The correct elements are not being selected.

The challenge ask you to "select all links in the nav element". But a link is represented by an "a" (anchor) element and "li" represents a list item.

But you also don't want every "a" element, so you might want to create a descendant selector by combining it with "nav" to return only those links in that element.

You need to select the links in the navigation section. In order to do so, you need to narrow down your selector choice in the querySelectorAll method.

First add to the front of your string, nav since you only want to focus on things in the nav area. Then you can either remove and replace the li with a or add the a after the li. Adding it after will be more descriptive so probably better practice to add it after. The reason you want the a tag is that the a tag is the anchor tag, which is the link itself. (In HTML)

So you are wanting to have something like this:

...querySelectorAll('nav li a')
Steven Parker
Steven Parker
231,046 Points

I believe the "best practice" is to use the fewest components in the selector that will return the correct element set.

Depends on your intentions. Using the fewest components may not be what you want, as nav a in this case will result in a correct element set UNTIL a tag is added outside of the unordered list for some reason. nav ul li a or nav li a will produce the same result for every item in the list an disregard all items outside the list but still live within the nav tag.

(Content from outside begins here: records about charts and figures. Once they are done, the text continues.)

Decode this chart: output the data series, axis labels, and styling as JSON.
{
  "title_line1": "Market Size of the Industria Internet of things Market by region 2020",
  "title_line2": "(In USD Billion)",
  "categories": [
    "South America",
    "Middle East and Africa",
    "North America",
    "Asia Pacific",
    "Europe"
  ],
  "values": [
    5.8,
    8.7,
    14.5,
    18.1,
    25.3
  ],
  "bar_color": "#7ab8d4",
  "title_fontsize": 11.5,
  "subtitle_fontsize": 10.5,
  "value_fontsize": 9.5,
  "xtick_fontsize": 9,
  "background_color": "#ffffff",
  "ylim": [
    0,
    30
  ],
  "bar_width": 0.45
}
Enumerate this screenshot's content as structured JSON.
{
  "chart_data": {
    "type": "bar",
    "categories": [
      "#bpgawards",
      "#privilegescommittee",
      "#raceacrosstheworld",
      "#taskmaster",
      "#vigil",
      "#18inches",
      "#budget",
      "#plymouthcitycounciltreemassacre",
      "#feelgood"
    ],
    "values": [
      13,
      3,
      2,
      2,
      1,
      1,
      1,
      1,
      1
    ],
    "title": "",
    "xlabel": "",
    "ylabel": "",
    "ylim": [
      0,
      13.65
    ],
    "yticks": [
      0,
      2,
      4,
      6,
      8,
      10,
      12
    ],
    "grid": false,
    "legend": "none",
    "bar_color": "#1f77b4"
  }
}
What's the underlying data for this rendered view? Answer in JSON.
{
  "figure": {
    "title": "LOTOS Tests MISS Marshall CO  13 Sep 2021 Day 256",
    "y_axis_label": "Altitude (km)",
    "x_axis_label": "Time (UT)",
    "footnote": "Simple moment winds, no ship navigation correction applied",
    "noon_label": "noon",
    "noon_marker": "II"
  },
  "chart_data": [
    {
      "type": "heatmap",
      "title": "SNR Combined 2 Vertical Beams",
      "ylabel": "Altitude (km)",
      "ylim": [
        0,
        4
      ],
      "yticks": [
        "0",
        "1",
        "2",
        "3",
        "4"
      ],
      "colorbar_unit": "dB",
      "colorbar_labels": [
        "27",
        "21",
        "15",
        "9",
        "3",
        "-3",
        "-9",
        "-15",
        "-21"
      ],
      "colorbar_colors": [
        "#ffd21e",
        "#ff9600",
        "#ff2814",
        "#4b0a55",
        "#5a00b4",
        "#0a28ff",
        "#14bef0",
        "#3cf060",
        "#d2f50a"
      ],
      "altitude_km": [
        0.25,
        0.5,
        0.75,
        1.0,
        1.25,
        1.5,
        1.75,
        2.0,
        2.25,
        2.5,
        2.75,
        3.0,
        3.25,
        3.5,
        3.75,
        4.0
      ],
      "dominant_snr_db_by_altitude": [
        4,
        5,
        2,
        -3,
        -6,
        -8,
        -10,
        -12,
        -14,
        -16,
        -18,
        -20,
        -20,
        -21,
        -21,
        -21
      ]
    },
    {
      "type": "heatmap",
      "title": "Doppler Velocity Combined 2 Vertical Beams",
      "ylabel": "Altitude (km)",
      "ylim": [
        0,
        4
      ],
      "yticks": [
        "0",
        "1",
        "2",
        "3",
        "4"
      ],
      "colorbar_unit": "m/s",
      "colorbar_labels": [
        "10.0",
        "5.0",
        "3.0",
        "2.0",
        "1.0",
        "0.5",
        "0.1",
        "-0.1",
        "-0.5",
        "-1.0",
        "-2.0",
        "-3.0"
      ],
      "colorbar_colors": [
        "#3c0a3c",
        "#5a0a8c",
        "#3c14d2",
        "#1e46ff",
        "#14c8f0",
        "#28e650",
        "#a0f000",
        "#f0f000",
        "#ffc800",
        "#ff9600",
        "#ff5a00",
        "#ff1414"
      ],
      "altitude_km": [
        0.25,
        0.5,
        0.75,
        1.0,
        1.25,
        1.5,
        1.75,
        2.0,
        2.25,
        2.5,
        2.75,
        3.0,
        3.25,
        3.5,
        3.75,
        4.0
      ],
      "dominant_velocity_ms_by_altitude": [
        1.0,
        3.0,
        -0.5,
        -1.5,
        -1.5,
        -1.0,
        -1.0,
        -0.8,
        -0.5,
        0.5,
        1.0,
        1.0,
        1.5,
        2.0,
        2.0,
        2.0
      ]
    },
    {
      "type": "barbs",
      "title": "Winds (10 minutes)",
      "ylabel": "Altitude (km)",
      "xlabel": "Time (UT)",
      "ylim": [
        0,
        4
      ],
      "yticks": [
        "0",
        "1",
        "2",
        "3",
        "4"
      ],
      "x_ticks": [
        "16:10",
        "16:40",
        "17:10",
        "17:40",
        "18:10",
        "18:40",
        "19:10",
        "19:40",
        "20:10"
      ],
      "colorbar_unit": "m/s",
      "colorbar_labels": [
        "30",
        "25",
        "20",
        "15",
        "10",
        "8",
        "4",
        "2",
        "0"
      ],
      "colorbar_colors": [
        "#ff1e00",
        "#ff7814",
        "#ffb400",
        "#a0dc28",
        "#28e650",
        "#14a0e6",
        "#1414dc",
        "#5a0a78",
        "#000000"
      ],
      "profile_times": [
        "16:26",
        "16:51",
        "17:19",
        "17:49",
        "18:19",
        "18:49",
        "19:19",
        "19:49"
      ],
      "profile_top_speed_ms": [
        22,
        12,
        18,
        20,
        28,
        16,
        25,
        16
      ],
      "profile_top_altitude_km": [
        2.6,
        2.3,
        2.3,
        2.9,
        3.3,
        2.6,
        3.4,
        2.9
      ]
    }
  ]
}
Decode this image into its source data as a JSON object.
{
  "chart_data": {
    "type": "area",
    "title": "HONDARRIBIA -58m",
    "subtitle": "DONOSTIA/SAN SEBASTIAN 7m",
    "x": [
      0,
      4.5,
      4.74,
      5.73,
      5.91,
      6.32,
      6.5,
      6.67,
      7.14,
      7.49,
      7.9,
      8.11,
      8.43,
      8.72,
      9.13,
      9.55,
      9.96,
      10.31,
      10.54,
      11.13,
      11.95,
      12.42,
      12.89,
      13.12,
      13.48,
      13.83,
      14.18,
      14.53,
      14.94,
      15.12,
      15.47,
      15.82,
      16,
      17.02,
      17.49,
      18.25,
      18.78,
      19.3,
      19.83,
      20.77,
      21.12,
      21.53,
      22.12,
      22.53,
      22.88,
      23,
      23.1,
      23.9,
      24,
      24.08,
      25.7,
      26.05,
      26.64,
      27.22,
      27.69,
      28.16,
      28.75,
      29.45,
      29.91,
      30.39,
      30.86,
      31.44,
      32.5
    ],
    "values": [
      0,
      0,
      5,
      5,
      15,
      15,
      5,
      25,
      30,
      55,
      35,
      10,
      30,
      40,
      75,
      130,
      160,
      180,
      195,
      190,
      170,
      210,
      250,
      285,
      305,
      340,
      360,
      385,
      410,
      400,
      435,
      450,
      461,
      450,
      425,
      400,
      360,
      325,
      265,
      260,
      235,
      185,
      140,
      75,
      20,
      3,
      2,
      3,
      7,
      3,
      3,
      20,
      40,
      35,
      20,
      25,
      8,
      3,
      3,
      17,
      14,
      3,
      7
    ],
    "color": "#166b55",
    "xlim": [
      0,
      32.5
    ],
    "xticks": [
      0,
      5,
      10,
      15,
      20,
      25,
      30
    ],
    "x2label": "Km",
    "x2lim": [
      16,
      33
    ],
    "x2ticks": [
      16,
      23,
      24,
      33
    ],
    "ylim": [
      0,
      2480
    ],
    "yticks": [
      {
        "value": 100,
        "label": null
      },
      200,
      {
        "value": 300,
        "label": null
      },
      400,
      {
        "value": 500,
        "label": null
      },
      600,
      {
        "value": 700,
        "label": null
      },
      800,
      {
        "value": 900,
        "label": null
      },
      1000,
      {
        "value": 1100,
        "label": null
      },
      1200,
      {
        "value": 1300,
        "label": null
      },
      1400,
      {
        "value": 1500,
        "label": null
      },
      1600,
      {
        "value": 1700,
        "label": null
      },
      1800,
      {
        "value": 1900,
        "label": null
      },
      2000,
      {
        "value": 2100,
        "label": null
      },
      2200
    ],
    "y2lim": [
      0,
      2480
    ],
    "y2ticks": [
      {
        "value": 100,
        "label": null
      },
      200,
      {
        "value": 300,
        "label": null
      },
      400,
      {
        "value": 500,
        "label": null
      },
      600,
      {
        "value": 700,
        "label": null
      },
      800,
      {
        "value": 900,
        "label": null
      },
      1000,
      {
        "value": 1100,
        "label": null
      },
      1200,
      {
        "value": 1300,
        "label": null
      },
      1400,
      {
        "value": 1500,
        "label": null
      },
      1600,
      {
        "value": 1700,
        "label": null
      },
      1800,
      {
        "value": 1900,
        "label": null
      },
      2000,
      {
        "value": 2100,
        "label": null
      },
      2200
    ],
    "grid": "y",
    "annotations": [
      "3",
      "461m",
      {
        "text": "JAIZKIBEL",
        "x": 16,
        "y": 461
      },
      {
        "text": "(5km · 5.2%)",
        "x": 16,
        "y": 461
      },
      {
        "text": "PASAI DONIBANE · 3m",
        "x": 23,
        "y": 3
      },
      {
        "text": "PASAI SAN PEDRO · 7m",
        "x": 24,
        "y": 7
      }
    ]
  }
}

Ideally though, alongside your point. the fewest components would be better suited to proper id/class naming, therefore allowing for you to be concise but specific.

Steven Parker
Steven Parker
231,046 Points

But if you revisit the requirement to "select all links in the nav element", it doesn't say to further restrict it only links also in a list. So if there were links outside the list, disregarding them would probably cause the selection to fail.

Per the requirements, yes, nav a will suffice and had there been a tags outside of the list, they would not have been selected causing a fail. Due to what was given, I chose to be specific as there are only a tags in the list. The point again was that specificity can lead to more controlled results. A best practice.